Masafer Yatta villagers had their land deemed a military zone, and the Israeli army is trying to demolish their homes.
Israeli soldiers bound Mohamed Yousef’s hands behind his back as they dragged him to a military camp near the occupied West Bank’s Masafer Yatta, a collection of Palestinian villages in Hebron governorate, in late June.
With him were his mother, his wife and two sisters, arrested on their land for confronting armed Israeli settlers.
Settlers often graze their animals on Palestinian land to assert control, signal unrestricted access and lay the groundwork for establishing illegal outposts, cutting Palestinians off from their farms and livestock.
Yousef knew this, so he went out to defend his farm when he saw the armed settlers.
But as is often the case, it was Mohamed, a Palestinian, who was punished. At the military camp, he was left with his family in the scorching sun for hours.
While Mohamed and his family were released the next day, they fear they will not have the means to defend themselves for much longer.
“The police, the [Israeli] army and settlers often attack us all at once. What are we supposed to do?” Yousef said.
The Israeli military did not respond to media’s request for comment on the incident.
Things might be about to get worse for Yousef and his family, who, along with about 1,200 other Palestinians, could soon be expelled from their lands.
On June 17, during the zenith of Israel’s war on Iran, the Israeli government submitted a letter, a copy of which has been seen by media, to the Israeli High Court of Justice that included a request by the army to demolish at least 12 villages in Masafer Yatta and expel the inhabitants.
The Israeli army argued that it has to demolish the villages to convert the area into a military “firing” or training zone, according to Palestinian and Israeli human rights groups.
However, a 2015 study by Kerem Novat, an Israeli civil society organisation, found that such justifications are a ruse to seize Palestinian land. From the time Israel occupied swaths of the West Bank in the 1967 war, it has converted about one-third of the West Bank into a “closed military zone”, according to the study.
And yet, military drills have never been carried out in 80 percent of these zones after Palestinians were dispossessed of their homes.
The study concluded that the military confiscates Palestinian land as a strategy to “reduce the Palestinian population’s ability to use the land and to transfer as much of it as possible to Israeli settlers”.
Yousef fears his village could suffer a similar fate following the state’s petition to the High Court.
Israeli courts have played a central role in rubber-stamping Israel’s policies in the occupied West Bank, described as apartheid by many, by approving the demolition of entire Palestinian communities, according to Amnesty International.
The communities currently at risk were first handed an eviction notice and expelled in 1999, and told that their villages had been declared a military training zone, which the army dubbed “Firing Zone 918”.
The army claimed that the herding communities living in this “zone” were not “permanent residents”, despite the communities saying they lived there long before the state of Israel was formed by ethnically cleansing Palestinians in 1948, an event known as the Nakba.

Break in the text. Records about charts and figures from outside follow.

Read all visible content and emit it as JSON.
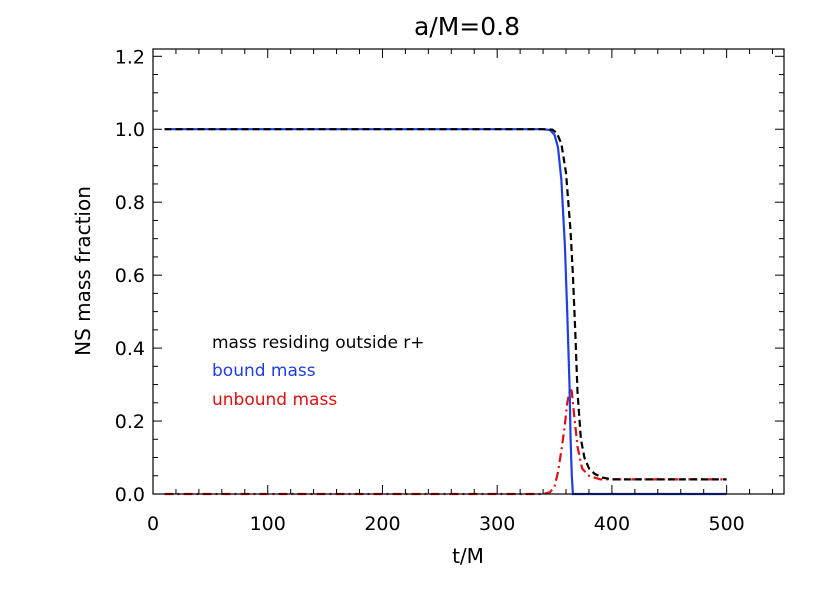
{
  "chart_data": {
    "type": "line",
    "title": "a/M=0.8",
    "xlabel": "t/M",
    "ylabel": "NS mass fraction",
    "xlim": [
      0,
      550
    ],
    "ylim": [
      0,
      1.22
    ],
    "xticks": [
      0,
      100,
      200,
      300,
      400,
      500
    ],
    "xtick_labels": [
      "0",
      "100",
      "200",
      "300",
      "400",
      "500"
    ],
    "yticks": [
      0.0,
      0.2,
      0.4,
      0.6,
      0.8,
      1.0,
      1.2
    ],
    "ytick_labels": [
      "0.0",
      "0.2",
      "0.4",
      "0.6",
      "0.8",
      "1.0",
      "1.2"
    ],
    "grid": false,
    "legend_placement": "center-left",
    "series": [
      {
        "name": "mass residing outside r+",
        "color": "#000000",
        "dash": "dashed",
        "x": [
          10,
          340,
          348,
          352,
          356,
          360,
          364,
          366,
          368,
          370,
          373,
          376,
          380,
          385,
          392,
          400,
          420,
          450,
          500
        ],
        "y": [
          1.0,
          1.0,
          0.999,
          0.99,
          0.96,
          0.88,
          0.72,
          0.6,
          0.45,
          0.28,
          0.15,
          0.1,
          0.07,
          0.055,
          0.045,
          0.04,
          0.04,
          0.04,
          0.04
        ]
      },
      {
        "name": "bound mass",
        "color": "#1f3fe0",
        "dash": "solid",
        "x": [
          10,
          340,
          346,
          350,
          353,
          356,
          359,
          361,
          363,
          364,
          365,
          366,
          380,
          420,
          500
        ],
        "y": [
          1.0,
          1.0,
          0.998,
          0.985,
          0.95,
          0.86,
          0.68,
          0.5,
          0.3,
          0.15,
          0.05,
          0.0,
          0.0,
          0.0,
          0.0
        ]
      },
      {
        "name": "unbound mass",
        "color": "#e01010",
        "dash": "dashdot",
        "x": [
          10,
          300,
          340,
          346,
          350,
          353,
          356,
          359,
          361,
          363,
          364,
          365,
          367,
          370,
          374,
          380,
          390,
          400,
          450,
          500
        ],
        "y": [
          0.0,
          0.0,
          0.0,
          0.005,
          0.02,
          0.06,
          0.12,
          0.19,
          0.25,
          0.28,
          0.29,
          0.28,
          0.22,
          0.13,
          0.07,
          0.05,
          0.04,
          0.04,
          0.04,
          0.04
        ]
      }
    ]
  }
}
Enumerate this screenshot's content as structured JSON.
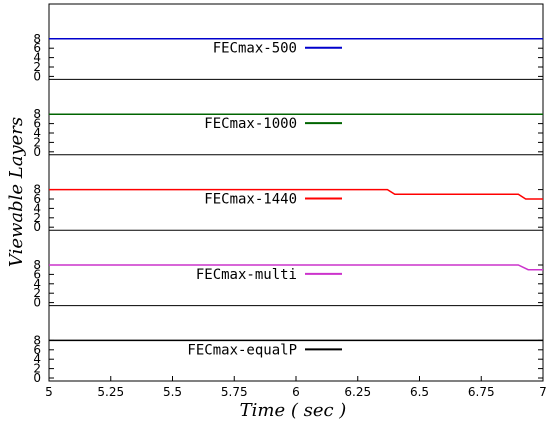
{
  "chart_data": {
    "type": "line",
    "xlabel": "Time ( sec )",
    "ylabel": "Viewable Layers",
    "xlim": [
      5,
      7
    ],
    "x_ticks": [
      "5",
      "5.25",
      "5.5",
      "5.75",
      "6",
      "6.25",
      "6.5",
      "6.75",
      "7"
    ],
    "ylim": [
      0,
      8.5
    ],
    "y_ticks": [
      "0",
      "2",
      "4",
      "6",
      "8"
    ],
    "grid": false,
    "legend_placement": "center",
    "panels": [
      {
        "name": "FECmax-500",
        "color": "#0000cc",
        "x": [
          5,
          7
        ],
        "y": [
          8,
          8
        ]
      },
      {
        "name": "FECmax-1000",
        "color": "#006400",
        "x": [
          5,
          7
        ],
        "y": [
          8,
          8
        ]
      },
      {
        "name": "FECmax-1440",
        "color": "#ff0000",
        "x": [
          5,
          6.37,
          6.4,
          6.9,
          6.93,
          7
        ],
        "y": [
          8,
          8,
          7,
          7,
          6,
          6
        ]
      },
      {
        "name": "FECmax-multi",
        "color": "#cc33cc",
        "x": [
          5,
          6.9,
          6.94,
          7
        ],
        "y": [
          8,
          8,
          7,
          7
        ]
      },
      {
        "name": "FECmax-equalP",
        "color": "#000000",
        "x": [
          5,
          7
        ],
        "y": [
          8,
          8
        ]
      }
    ]
  }
}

With little recourse other than navigating an unfriendly Israeli legal system to resist their dispossession, the communities and human rights lawyers representing them initiated a legal battle to stop the evictions in Israeli district courts and the High Court.
In 2000, a judge ordered the army to allow the communities to return to their villages until a final ruling was issued.

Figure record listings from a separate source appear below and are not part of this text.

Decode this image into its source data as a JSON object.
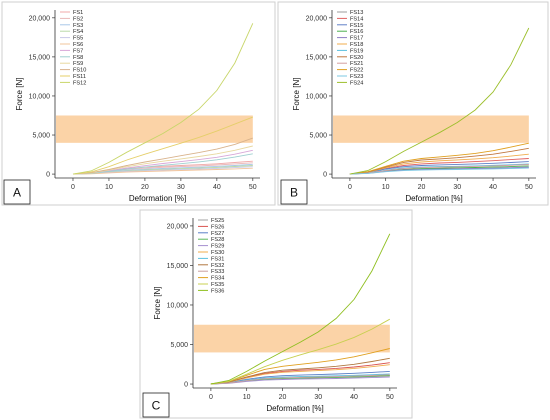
{
  "chart_data": [
    {
      "type": "line",
      "panel_label": "A",
      "xlabel": "Deformation [%]",
      "ylabel": "Force [N]",
      "xlim": [
        -5,
        52
      ],
      "ylim": [
        -500,
        21000
      ],
      "xticks": [
        0,
        10,
        20,
        30,
        40,
        50
      ],
      "xtick_labels": [
        "0",
        "10",
        "20",
        "30",
        "40",
        "50"
      ],
      "yticks": [
        0,
        5000,
        10000,
        15000,
        20000
      ],
      "ytick_labels": [
        "0",
        "5,000",
        "10,000",
        "15,000",
        "20,000"
      ],
      "shaded_band": {
        "y": [
          4000,
          7500
        ],
        "color": "#fbd3a7"
      },
      "grid": false,
      "legend_position": "top-left",
      "x": [
        0,
        5,
        10,
        15,
        20,
        25,
        30,
        35,
        40,
        45,
        50
      ],
      "series": [
        {
          "name": "FS1",
          "color": "#f0a8a8",
          "values": [
            0,
            150,
            450,
            700,
            880,
            1000,
            1100,
            1200,
            1320,
            1480,
            1650
          ]
        },
        {
          "name": "FS2",
          "color": "#e9b8b8",
          "values": [
            0,
            120,
            380,
            600,
            760,
            870,
            960,
            1050,
            1160,
            1300,
            1450
          ]
        },
        {
          "name": "FS3",
          "color": "#a9c8e8",
          "values": [
            0,
            100,
            300,
            480,
            620,
            720,
            800,
            880,
            980,
            1100,
            1250
          ]
        },
        {
          "name": "FS4",
          "color": "#b8d8a8",
          "values": [
            0,
            80,
            250,
            400,
            520,
            610,
            690,
            770,
            860,
            970,
            1100
          ]
        },
        {
          "name": "FS5",
          "color": "#c9c9e8",
          "values": [
            0,
            60,
            200,
            330,
            430,
            510,
            580,
            650,
            730,
            830,
            950
          ]
        },
        {
          "name": "FS6",
          "color": "#f2c49b",
          "values": [
            0,
            40,
            150,
            250,
            330,
            400,
            460,
            520,
            590,
            670,
            760
          ]
        },
        {
          "name": "FS7",
          "color": "#d8a8d8",
          "values": [
            0,
            110,
            420,
            780,
            1080,
            1350,
            1600,
            1850,
            2150,
            2550,
            3050
          ]
        },
        {
          "name": "FS8",
          "color": "#9fd0d0",
          "values": [
            0,
            90,
            350,
            650,
            900,
            1120,
            1330,
            1560,
            1830,
            2180,
            2600
          ]
        },
        {
          "name": "FS9",
          "color": "#e8d8a0",
          "values": [
            0,
            140,
            520,
            950,
            1320,
            1650,
            1950,
            2250,
            2600,
            3050,
            3600
          ]
        },
        {
          "name": "FS10",
          "color": "#d9b38c",
          "values": [
            0,
            180,
            600,
            1100,
            1550,
            1950,
            2350,
            2750,
            3200,
            3800,
            4600
          ]
        },
        {
          "name": "FS11",
          "color": "#e5cf6a",
          "values": [
            0,
            260,
            950,
            1800,
            2550,
            3250,
            3950,
            4700,
            5500,
            6400,
            7300
          ]
        },
        {
          "name": "FS12",
          "color": "#c8d66a",
          "values": [
            0,
            400,
            1500,
            2800,
            4000,
            5200,
            6600,
            8300,
            10700,
            14200,
            19300
          ]
        }
      ]
    },
    {
      "type": "line",
      "panel_label": "B",
      "xlabel": "Deformation [%]",
      "ylabel": "Force [N]",
      "xlim": [
        -5,
        52
      ],
      "ylim": [
        -500,
        21000
      ],
      "xticks": [
        0,
        10,
        20,
        30,
        40,
        50
      ],
      "xtick_labels": [
        "0",
        "10",
        "20",
        "30",
        "40",
        "50"
      ],
      "yticks": [
        0,
        5000,
        10000,
        15000,
        20000
      ],
      "ytick_labels": [
        "0",
        "5,000",
        "10,000",
        "15,000",
        "20,000"
      ],
      "shaded_band": {
        "y": [
          4000,
          7500
        ],
        "color": "#fbd3a7"
      },
      "grid": false,
      "legend_position": "top-left",
      "x": [
        0,
        5,
        10,
        15,
        20,
        25,
        30,
        35,
        40,
        45,
        50
      ],
      "series": [
        {
          "name": "FS13",
          "color": "#9e9e9e",
          "values": [
            0,
            150,
            420,
            560,
            620,
            650,
            680,
            700,
            730,
            760,
            800
          ]
        },
        {
          "name": "FS14",
          "color": "#e06060",
          "values": [
            0,
            200,
            700,
            1100,
            1300,
            1420,
            1500,
            1600,
            1720,
            1850,
            2000
          ]
        },
        {
          "name": "FS15",
          "color": "#6080c8",
          "values": [
            0,
            180,
            650,
            950,
            1100,
            1180,
            1240,
            1300,
            1380,
            1480,
            1600
          ]
        },
        {
          "name": "FS16",
          "color": "#4caf50",
          "values": [
            0,
            120,
            400,
            600,
            700,
            760,
            800,
            850,
            900,
            960,
            1050
          ]
        },
        {
          "name": "FS17",
          "color": "#8e7cc3",
          "values": [
            0,
            100,
            350,
            520,
            600,
            640,
            680,
            720,
            760,
            820,
            900
          ]
        },
        {
          "name": "FS18",
          "color": "#f0ad4e",
          "values": [
            0,
            220,
            800,
            1300,
            1550,
            1700,
            1820,
            1950,
            2100,
            2300,
            2550
          ]
        },
        {
          "name": "FS19",
          "color": "#5bc0de",
          "values": [
            0,
            150,
            500,
            780,
            900,
            960,
            1000,
            1050,
            1120,
            1200,
            1300
          ]
        },
        {
          "name": "FS20",
          "color": "#c07840",
          "values": [
            0,
            250,
            900,
            1500,
            1800,
            1950,
            2100,
            2300,
            2550,
            2900,
            3300
          ]
        },
        {
          "name": "FS21",
          "color": "#d4a0a0",
          "values": [
            0,
            130,
            450,
            700,
            820,
            880,
            930,
            980,
            1050,
            1130,
            1230
          ]
        },
        {
          "name": "FS22",
          "color": "#e0a020",
          "values": [
            0,
            300,
            1000,
            1650,
            2000,
            2200,
            2400,
            2650,
            3000,
            3450,
            3950
          ]
        },
        {
          "name": "FS23",
          "color": "#7ec8e3",
          "values": [
            0,
            90,
            300,
            450,
            520,
            560,
            590,
            620,
            660,
            710,
            780
          ]
        },
        {
          "name": "FS24",
          "color": "#9cbf2b",
          "values": [
            0,
            450,
            1600,
            2900,
            4100,
            5300,
            6600,
            8200,
            10500,
            14000,
            18700
          ]
        }
      ]
    },
    {
      "type": "line",
      "panel_label": "C",
      "xlabel": "Deformation [%]",
      "ylabel": "Force [N]",
      "xlim": [
        -5,
        52
      ],
      "ylim": [
        -500,
        21000
      ],
      "xticks": [
        0,
        10,
        20,
        30,
        40,
        50
      ],
      "xtick_labels": [
        "0",
        "10",
        "20",
        "30",
        "40",
        "50"
      ],
      "yticks": [
        0,
        5000,
        10000,
        15000,
        20000
      ],
      "ytick_labels": [
        "0",
        "5,000",
        "10,000",
        "15,000",
        "20,000"
      ],
      "shaded_band": {
        "y": [
          4000,
          7500
        ],
        "color": "#fbd3a7"
      },
      "grid": false,
      "legend_position": "top-left",
      "x": [
        0,
        5,
        10,
        15,
        20,
        25,
        30,
        35,
        40,
        45,
        50
      ],
      "series": [
        {
          "name": "FS25",
          "color": "#a0a0a0",
          "values": [
            0,
            140,
            450,
            620,
            700,
            740,
            780,
            820,
            870,
            930,
            1000
          ]
        },
        {
          "name": "FS26",
          "color": "#d9534f",
          "values": [
            0,
            250,
            850,
            1350,
            1600,
            1750,
            1850,
            1980,
            2150,
            2400,
            2700
          ]
        },
        {
          "name": "FS27",
          "color": "#5b7fc7",
          "values": [
            0,
            180,
            600,
            900,
            1050,
            1130,
            1200,
            1270,
            1360,
            1470,
            1600
          ]
        },
        {
          "name": "FS28",
          "color": "#5cb85c",
          "values": [
            0,
            120,
            400,
            600,
            700,
            750,
            800,
            850,
            910,
            990,
            1080
          ]
        },
        {
          "name": "FS29",
          "color": "#a58fd0",
          "values": [
            0,
            100,
            330,
            500,
            580,
            620,
            660,
            700,
            750,
            810,
            880
          ]
        },
        {
          "name": "FS30",
          "color": "#f0ad4e",
          "values": [
            0,
            230,
            780,
            1250,
            1480,
            1600,
            1700,
            1820,
            1980,
            2200,
            2450
          ]
        },
        {
          "name": "FS31",
          "color": "#5bc0de",
          "values": [
            0,
            150,
            500,
            760,
            880,
            940,
            990,
            1040,
            1100,
            1180,
            1280
          ]
        },
        {
          "name": "FS32",
          "color": "#b07840",
          "values": [
            0,
            260,
            900,
            1450,
            1750,
            1900,
            2050,
            2250,
            2500,
            2850,
            3250
          ]
        },
        {
          "name": "FS33",
          "color": "#c9a0a0",
          "values": [
            0,
            130,
            430,
            670,
            780,
            840,
            890,
            940,
            1000,
            1080,
            1180
          ]
        },
        {
          "name": "FS34",
          "color": "#e0a020",
          "values": [
            0,
            320,
            1100,
            1850,
            2250,
            2500,
            2750,
            3050,
            3450,
            3950,
            4500
          ]
        },
        {
          "name": "FS35",
          "color": "#c8d050",
          "values": [
            0,
            350,
            1250,
            2200,
            3000,
            3700,
            4350,
            5050,
            5900,
            6950,
            8200
          ]
        },
        {
          "name": "FS36",
          "color": "#8fbf20",
          "values": [
            0,
            450,
            1600,
            2900,
            4100,
            5300,
            6600,
            8300,
            10700,
            14300,
            19000
          ]
        }
      ]
    }
  ]
}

Human rights lawyers have since filed countless petitions and appeals to delay and hinder the army’s attempt to expel the villagers.
“The [Israelis]…have been trying to expel us for decades,” said 63-year-old Nidal Younis, the head of the Masafer Yatta Council.
Then, in May 2022, the High Court ordered the expulsion of eight Masafer Yatta villages. The court ruled that the inhabitants were not “permanent residents”, ignoring evidence that the defence provided.
“We brought [the court] artefacts, photo analyses and ancient tools, used by the families for decades, that were representative of permanent residence,” said Netta Amar-Shiff, one of the lawyers representing the villagers.